For instance, when evaluating a sorting algorithm, we usually care about the number of comparisons and the number of data moves, whichever is larger. These can depend on the length of the keys, but is does not matter as long as the key length is bounded (i.e. does not depend on the number of keys to be sorted).

The rationale is

  • that ancillary operations, such as conditional branches, will not be performed more than comparisons or moves, and it is of no use to evaluate their number precisely;

  • that the asymptotic behavior is defined to an unknown constant factor, and we usually don't care about that constant;

  • a unit of work would be highly dependent on the machine architecture, clock speed and numerous implementation details, making its use highly "non portable".

Application:

a. Bubblesort on $n$ $32$ bits integer keys can perform $O(n^2)$ comparisons and swaps and is an $O(n^2)$ algorithm.

b. Bubblesort on $n$ keys of length up to $10$ characters can perform $O(n^2)$ comparisons and swaps and is an $O(n^2)$ algorithm.

c.

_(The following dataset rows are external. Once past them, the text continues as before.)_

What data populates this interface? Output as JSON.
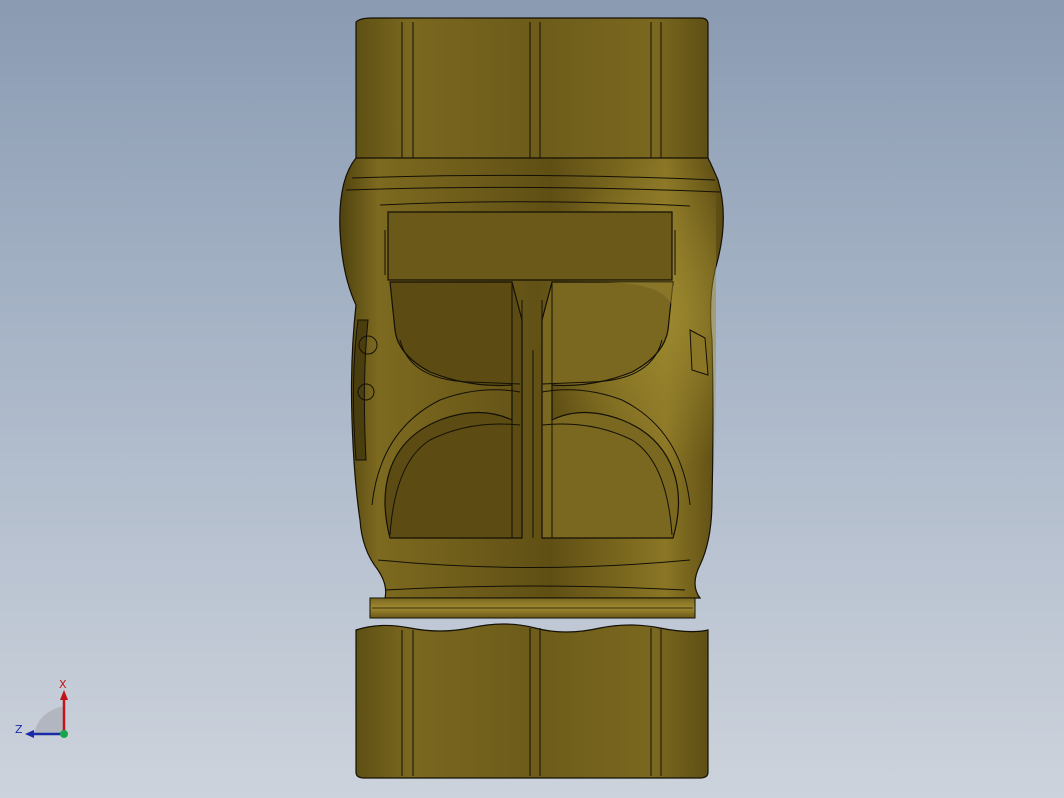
{
  "viewport": {
    "background_top": "#8a9bb2",
    "background_bottom": "#cdd3dc"
  },
  "model": {
    "name": "",
    "body_color": "#6b5a18",
    "highlight_color": "#8a7622",
    "edge_color": "#141005"
  },
  "triad": {
    "x_label": "X",
    "z_label": "Z",
    "x_color": "#c0141a",
    "z_color": "#1a2aa8",
    "origin_color": "#19a64a"
  }
}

Bubblesort on $n$ keys of length up to $10000$ characters can perform $O(n^2)$ comparisons and swaps and is an $O(n^2)$ algorithm.

d. Bubblesort on $n$ keys of length up to $n$ can also perform $O(n^2)$ comparisons and swaps, but these in turn cost $O(n)$ bounded-time operations (comparison and move of single characters). Hence the algorithm complexity is $O(n^3)$.

Note that it would be wrong to say that a. or b. is faster than c., they just have the same asymptotic complexity. You don't know, and don't want to know if the machine processes faster integers or strings of $10$ characters than those of $10000$. (Imagine a special vector machine with registers holding $10000$ characters.)